On the one hand, the new poll from Ipsos Reid for CTV/CP24 has moved into the ballpark of all the other surveys we have seen over the last week. It is looking like a close race, close enough that the gap between the two parties is within the margin of error - maybe even within a rounding error. On the other hand, the new poll diverges greatly with other surveys in showing a massive, crushing lead for the Progressive Conservatives among likely voters. The pollsters may be now gauging the opinions of Ontarians correctly, but unless things converge before the end of the campaign someone will be telling the wrong story when the votes are counted.

The projection has swung wildly again with the addition of this poll. But it is less a product of the tendency of the model to lurch back and forth with every single survey (Ipsos now occupies 57% of the projection, so plenty of room for the other numbers) than it is a sign of just how different the likely voter numbers are from the rest of the field.

The last EKOS survey had the Liberals at 36%. The last Abacus poll of likely voters also had the Liberals at 36%. And yesterday's Forum poll, which bakes in a turnout model into the overall numbers, also had the Liberals at 36%. So, Ipsos having the party at just 29% among likely voters causes a bit of a swing.

The PCs have now moved ahead again with 38.6%, a gain of 3.6 points since yesterday's update. Their range now stands at 37% to 42%. The Liberals dropped 3.8 points to 32.1%, or between 31% and 35%, while the NDP increased by 2.4 points to 23.4% (or between 22% and 25%). The Greens are down 2.2 points to 4.8%, or between 3% and 6%.

In the seat count, the Tories are up eight to 51, or between 39 and 57 seats, just potentially getting them over the majority threshold of 54 seats. The Liberals fell 13 seats to 36, or between 38 and 48, while the NDP picked up five to reach 20, or between 17 and 25.

So is this a case of the polls disagreeing with one another again? Not exactly. The polls are now in general agreement on the state of the race, in that it is close and somewhere around 35% for the two leading parties.

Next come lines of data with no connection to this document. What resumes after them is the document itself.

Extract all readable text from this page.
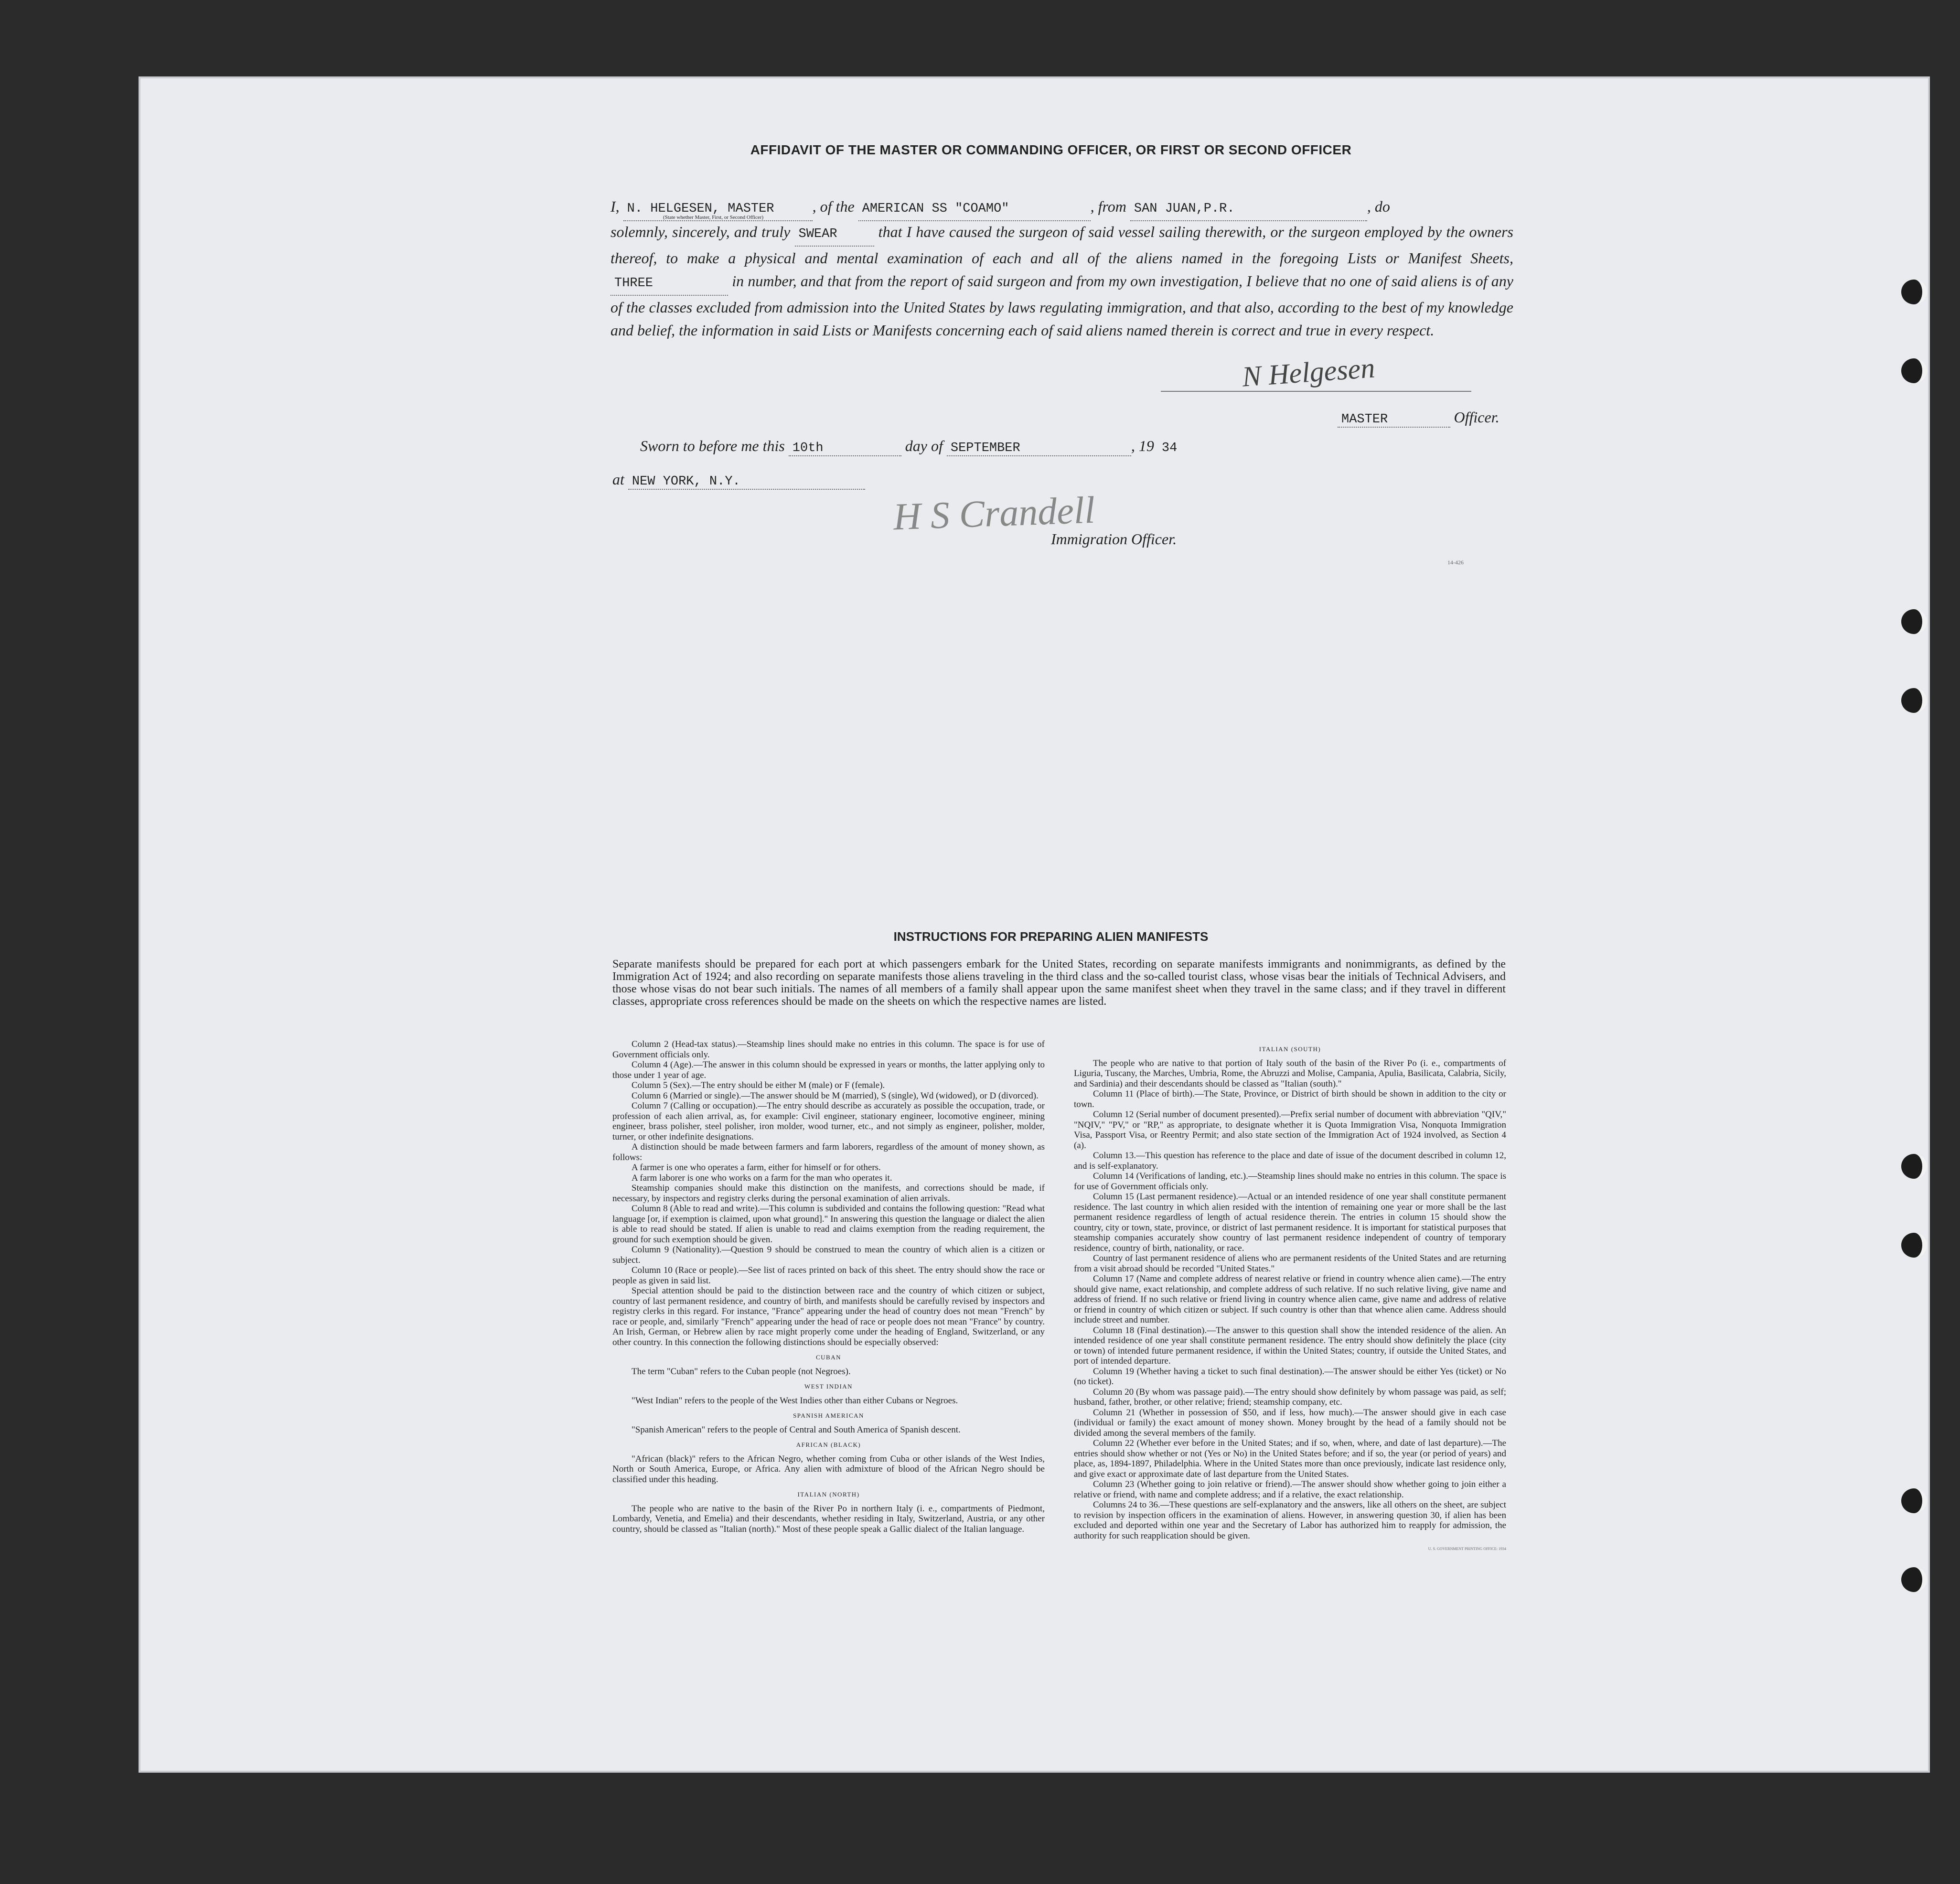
AFFIDAVIT OF THE MASTER OR COMMANDING OFFICER, OR FIRST OR SECOND OFFICER
I, N. HELGESEN, MASTER	, of the AMERICAN SS "COAMO"	, from SAN JUAN,P.R.	, do
(State whether Master, First, or Second Officer)
solemnly, sincerely, and truly SWEAR	that I have caused the surgeon of said vessel sailing therewith, or the surgeon employed by the owners thereof, to make a physical and mental examination of each and all of the aliens named in the foregoing Lists or Manifest Sheets, THREE	in number, and that from the report of said surgeon and from my own investigation, I believe that no one of said aliens is of any of the classes excluded from admission into the United States by laws regulating immigration, and that also, according to the best of my knowledge and belief, the information in said Lists or Manifests concerning each of said aliens named therein is correct and true in every respect.
N Helgesen
MASTER	Officer.
Sworn to before me this 10th	day of SEPTEMBER	, 19 34
at NEW YORK, N.Y.
H S Crandell
Immigration Officer.
14-426
INSTRUCTIONS FOR PREPARING ALIEN MANIFESTS
Separate manifests should be prepared for each port at which passengers embark for the United States, recording on separate manifests immigrants and nonimmigrants, as defined by the Immigration Act of 1924; and also recording on separate manifests those aliens traveling in the third class and the so-called tourist class, whose visas bear the initials of Technical Advisers, and those whose visas do not bear such initials. The names of all members of a family shall appear upon the same manifest sheet when they travel in the same class; and if they travel in different classes, appropriate cross references should be made on the sheets on which the respective names are listed.

Column 2 (Head-tax status).—Steamship lines should make no entries in this column. The space is for use of Government officials only.

Column 4 (Age).—The answer in this column should be expressed in years or months, the latter applying only to those under 1 year of age.

Column 5 (Sex).—The entry should be either M (male) or F (female).

Column 6 (Married or single).—The answer should be M (married), S (single), Wd (widowed), or D (divorced).

Column 7 (Calling or occupation).—The entry should describe as accurately as possible the occupation, trade, or profession of each alien arrival, as, for example: Civil engineer, stationary engineer, locomotive engineer, mining engineer, brass polisher, steel polisher, iron molder, wood turner, etc., and not simply as engineer, polisher, molder, turner, or other indefinite designations.

A distinction should be made between farmers and farm laborers, regardless of the amount of money shown, as follows:

A farmer is one who operates a farm, either for himself or for others.

A farm laborer is one who works on a farm for the man who operates it.

Steamship companies should make this distinction on the manifests, and corrections should be made, if necessary, by inspectors and registry clerks during the personal examination of alien arrivals.

Column 8 (Able to read and write).—This column is subdivided and contains the following question: "Read what language [or, if exemption is claimed, upon what ground]." In answering this question the language or dialect the alien is able to read should be stated. If alien is unable to read and claims exemption from the reading requirement, the ground for such exemption should be given.

Column 9 (Nationality).—Question 9 should be construed to mean the country of which alien is a citizen or subject.

Column 10 (Race or people).—See list of races printed on back of this sheet. The entry should show the race or people as given in said list.

Special attention should be paid to the distinction between race and the country of which citizen or subject, country of last permanent residence, and country of birth, and manifests should be carefully revised by inspectors and registry clerks in this regard. For instance, "France" appearing under the head of country does not mean "French" by race or people, and, similarly "French" appearing under the head of race or people does not mean "France" by country. An Irish, German, or Hebrew alien by race might properly come under the heading of England, Switzerland, or any other country. In this connection the following distinctions should be especially observed:

CUBAN

The term "Cuban" refers to the Cuban people (not Negroes).

WEST INDIAN

"West Indian" refers to the people of the West Indies other than either Cubans or Negroes.

SPANISH AMERICAN

"Spanish American" refers to the people of Central and South America of Spanish descent.

AFRICAN (BLACK)

"African (black)" refers to the African Negro, whether coming from Cuba or other islands of the West Indies, North or South America, Europe, or Africa. Any alien with admixture of blood of the African Negro should be classified under this heading.

ITALIAN (NORTH)

The people who are native to the basin of the River Po in northern Italy (i. e., compartments of Piedmont, Lombardy, Venetia, and Emelia) and their descendants, whether residing in Italy, Switzerland, Austria, or any other country, should be classed as "Italian (north)." Most of these people speak a Gallic dialect of the Italian language.

ITALIAN (SOUTH)

The people who are native to that portion of Italy south of the basin of the River Po (i. e., compartments of Liguria, Tuscany, the Marches, Umbria, Rome, the Abruzzi and Molise, Campania, Apulia, Basilicata, Calabria, Sicily, and Sardinia) and their descendants should be classed as "Italian (south)."

Column 11 (Place of birth).—The State, Province, or District of birth should be shown in addition to the city or town.

Column 12 (Serial number of document presented).—Prefix serial number of document with abbreviation "QIV," "NQIV," "PV," or "RP," as appropriate, to designate whether it is Quota Immigration Visa, Nonquota Immigration Visa, Passport Visa, or Reentry Permit; and also state section of the Immigration Act of 1924 involved, as Section 4 (a).

Column 13.—This question has reference to the place and date of issue of the document described in column 12, and is self-explanatory.

Column 14 (Verifications of landing, etc.).—Steamship lines should make no entries in this column. The space is for use of Government officials only.

Column 15 (Last permanent residence).—Actual or an intended residence of one year shall constitute permanent residence. The last country in which alien resided with the intention of remaining one year or more shall be the last permanent residence regardless of length of actual residence therein. The entries in column 15 should show the country, city or town, state, province, or district of last permanent residence. It is important for statistical purposes that steamship companies accurately show country of last permanent residence independent of country of temporary residence, country of birth, nationality, or race.

Country of last permanent residence of aliens who are permanent residents of the United States and are returning from a visit abroad should be recorded "United States."

Column 17 (Name and complete address of nearest relative or friend in country whence alien came).—The entry should give name, exact relationship, and complete address of such relative. If no such relative living, give name and address of friend. If no such relative or friend living in country whence alien came, give name and address of relative or friend in country of which citizen or subject. If such country is other than that whence alien came. Address should include street and number.

Column 18 (Final destination).—The answer to this question shall show the intended residence of the alien. An intended residence of one year shall constitute permanent residence. The entry should show definitely the place (city or town) of intended future permanent residence, if within the United States; country, if outside the United States, and port of intended departure.

Column 19 (Whether having a ticket to such final destination).—The answer should be either Yes (ticket) or No (no ticket).

Column 20 (By whom was passage paid).—The entry should show definitely by whom passage was paid, as self; husband, father, brother, or other relative; friend; steamship company, etc.

Column 21 (Whether in possession of $50, and if less, how much).—The answer should give in each case (individual or family) the exact amount of money shown. Money brought by the head of a family should not be divided among the several members of the family.

Column 22 (Whether ever before in the United States; and if so, when, where, and date of last departure).—The entries should show whether or not (Yes or No) in the United States before; and if so, the year (or period of years) and place, as, 1894-1897, Philadelphia. Where in the United States more than once previously, indicate last residence only, and give exact or approximate date of last departure from the United States.

Column 23 (Whether going to join relative or friend).—The answer should show whether going to join either a relative or friend, with name and complete address; and if a relative, the exact relationship.

Columns 24 to 36.—These questions are self-explanatory and the answers, like all others on the sheet, are subject to revision by inspection officers in the examination of aliens. However, in answering question 30, if alien has been excluded and deported within one year and the Secretary of Labor has authorized him to reapply for admission, the authority for such reapplication should be given.

U. S. GOVERNMENT PRINTING OFFICE: 1934
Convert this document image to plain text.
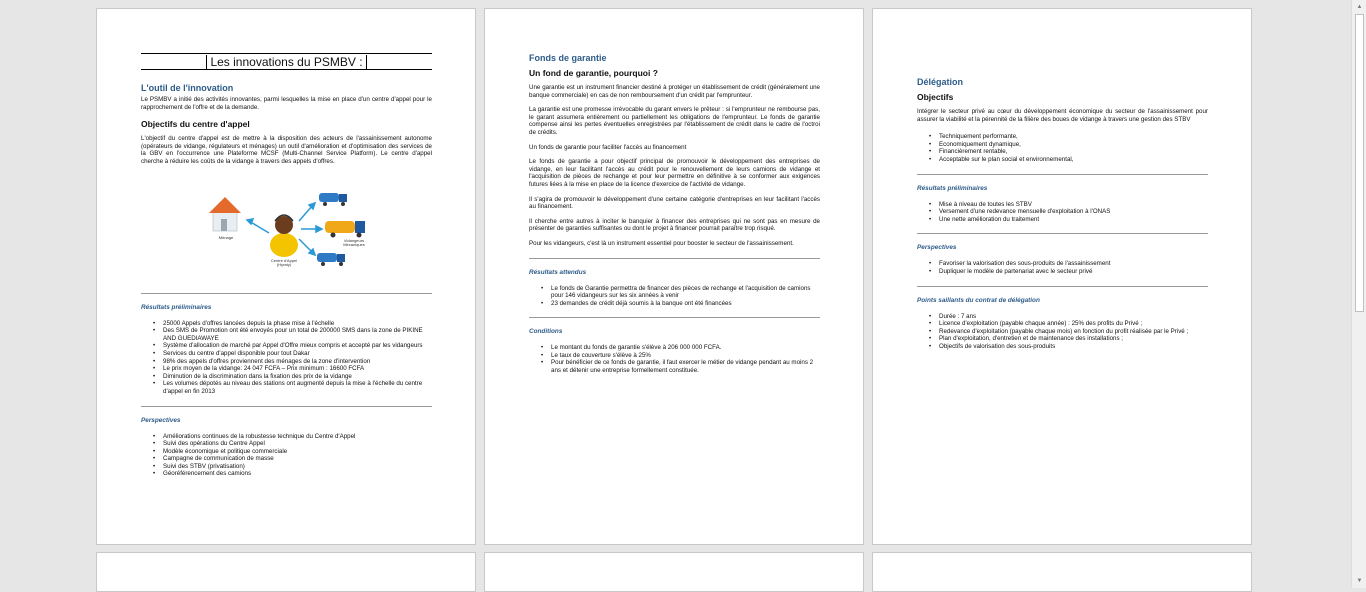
Les innovations du PSMBV :
L'outil de l'innovation
Le PSMBV a initié des activités innovantes, parmi lesquelles la mise en place d'un centre d'appel pour le rapprochement de l'offre et de la demande.
Objectifs du centre d'appel
L'objectif du centre d'appel est de mettre à la disposition des acteurs de l'assainissement autonome (opérateurs de vidange, régulateurs et ménages) un outil d'amélioration et d'optimisation des services de la GBV en l'occurrence une Plateforme MCSF (Multi-Channel Service Platform). Le centre d'appel cherche à réduire les coûts de la vidange à travers des appels d'offres.
Ménage
Centre d'Appel (Hyraty)
Vidangeurs Mécaniques
Résultats préliminaires
• 25000 Appels d'offres lancées depuis la phase mise à l'échelle
• Des SMS de Promotion ont été envoyés pour un total de 200000 SMS dans la zone de PIKINE AND GUEDIAWAYE
• Système d'allocation de marché par Appel d'Offre mieux compris et accepté par les vidangeurs
• Services du centre d'appel disponible pour tout Dakar
• 98% des appels d'offres proviennent des ménages de la zone d'intervention
• Le prix moyen de la vidange: 24 047 FCFA – Prix minimum : 16600 FCFA
• Diminution de la discrimination dans la fixation des prix de la vidange
• Les volumes dépotés au niveau des stations ont augmenté depuis la mise à l'échelle du centre d'appel en fin 2013
Perspectives
• Améliorations continues de la robustesse technique du Centre d'Appel
• Suivi des opérations du Centre Appel
• Modèle économique et politique commerciale
• Campagne de communication de masse
• Suivi des STBV (privatisation)
• Géoréférencement des camions
Fonds de garantie
Un fond de garantie, pourquoi ?
Une garantie est un instrument financier destiné à protéger un établissement de crédit (généralement une banque commerciale) en cas de non remboursement d'un crédit par l'emprunteur.
La garantie est une promesse irrévocable du garant envers le prêteur : si l'emprunteur ne rembourse pas, le garant assumera entièrement ou partiellement les obligations de l'emprunteur. Le fonds de garantie compense ainsi les pertes éventuelles enregistrées par l'établissement de crédit dans le cadre de l'octroi de crédits.
Un fonds de garantie pour faciliter l'accès au financement
Le fonds de garantie a pour objectif principal de promouvoir le développement des entreprises de vidange, en leur facilitant l'accès au crédit pour le renouvellement de leurs camions de vidange et l'acquisition de pièces de rechange et pour leur permettre en définitive à se conformer aux exigences futures liées à la mise en place de la licence d'exercice de l'activité de vidange.
Il s'agira de promouvoir le développement d'une certaine catégorie d'entreprises en leur facilitant l'accès au financement.
Il cherche entre autres à inciter le banquier à financer des entreprises qui ne sont pas en mesure de présenter de garanties suffisantes ou dont le projet à financer pourrait paraître trop risqué.
Pour les vidangeurs, c'est là un instrument essentiel pour booster le secteur de l'assainissement.
Résultats attendus
• Le fonds de Garantie permettra de financer des pièces de rechange et l'acquisition de camions pour 146 vidangeurs sur les six années à venir
• 23 demandes de crédit déjà soumis à la banque ont été financées
Conditions
• Le montant du fonds de garantie s'élève à 206 000 000 FCFA.
• Le taux de couverture s'élève à 25%
• Pour bénéficier de ce fonds de garantie, il faut exercer le métier de vidange pendant au moins 2 ans et détenir une entreprise formellement constituée.
Délégation
Objectifs
Intégrer le secteur privé au cœur du développement économique du secteur de l'assainissement pour assurer la viabilité et la pérennité de la filière des boues de vidange à travers une gestion des STBV
• Techniquement performante,
• Economiquement dynamique,
• Financièrement rentable,
• Acceptable sur le plan social et environnemental,
Résultats préliminaires
• Mise à niveau de toutes les STBV
• Versement d'une redevance mensuelle d'exploitation à l'ONAS
• Une nette amélioration du traitement
Perspectives
• Favoriser la valorisation des sous-produits de l'assainissement
• Dupliquer le modèle de partenariat avec le secteur privé
Points saillants du contrat de délégation
• Durée : 7 ans
• Licence d'exploitation (payable chaque année) : 25% des profits du Privé ;
• Redevance d'exploitation (payable chaque mois) en fonction du profit réalisée par le Privé ;
• Plan d'exploitation, d'entretien et de maintenance des installations ;
• Objectifs de valorisation des sous-produits
▲
▼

But the way likely voters are estimated is different from one poll to the next, a difference that perhaps has a much more significant effect on the numbers than the methodological variations between telephone and online polling.

EKOS will be coming out with likely voter numbers before the end of the campaign, so we will see what method they are employing. Forum uses a likely voter model, but it is a 'secret sauce' and we know nothing about it. Abacus asks respondents a half-dozen questions relating to commitment and interest in the election, and bases their estimate on how likely a respondent is to vote on that. Ipsos asks survey takers how likely they are to vote, only counting those who say that 'nothing short of an emergency' would prevent them from voting to come to their likely voter tally. That number is tracking with turnout from 2011, so on the face of it could be an effective model.

This makes it not entirely about disagreement among polls but rather the models used for estimating turnout. The two are very different. We can only wait until June 12 to see which model was the best.

Ipsos was last in the field on May 20-21, and since then recorded a one-point gain for the PCs, who led with 36%. The Liberals were up three points to 34%, followed by the NDP at 23%, down five points. Support for other parties was up one point to 7%, and 17% of the entire sample was undecided.

Only the drop in support for the NDP would be outside the margin of error of a probabilistic sample of this size.

Among likely voters, the Tories were steady at 41%, with the Liberals and NDP each down one point to 29% and 25%, respectively. Stability here, then, which would suggest that while unlikely voters may be moving towards the Liberals (the party has gained in two consecutive Ipsos polls), those who are most likely to cast a ballot are sticking with their preferred choice.

Regionally, the PCs were in front in central, eastern, and southwestern Ontario, while the Liberals led in the GTA and the NDP in the north. The Liberal lead in the 905 region of the GTA is the first that Ipsos has recorded since the beginning of the campaign.

The disparity between the results among eligible and likely voters makes this poll a difficult one to put into context. It is certainly a relief to see the eligible numbers squaring with those from other surveys, as it means we now have a better understanding of what is going on. But the likely voter numbers are still extraordinary for the PCs, and like nothing other polls are showing (even those that explicitly or implicitly account for turnout). For now, we can simply say that turnout will be key, both in terms of pollster accuracy and the election outcome.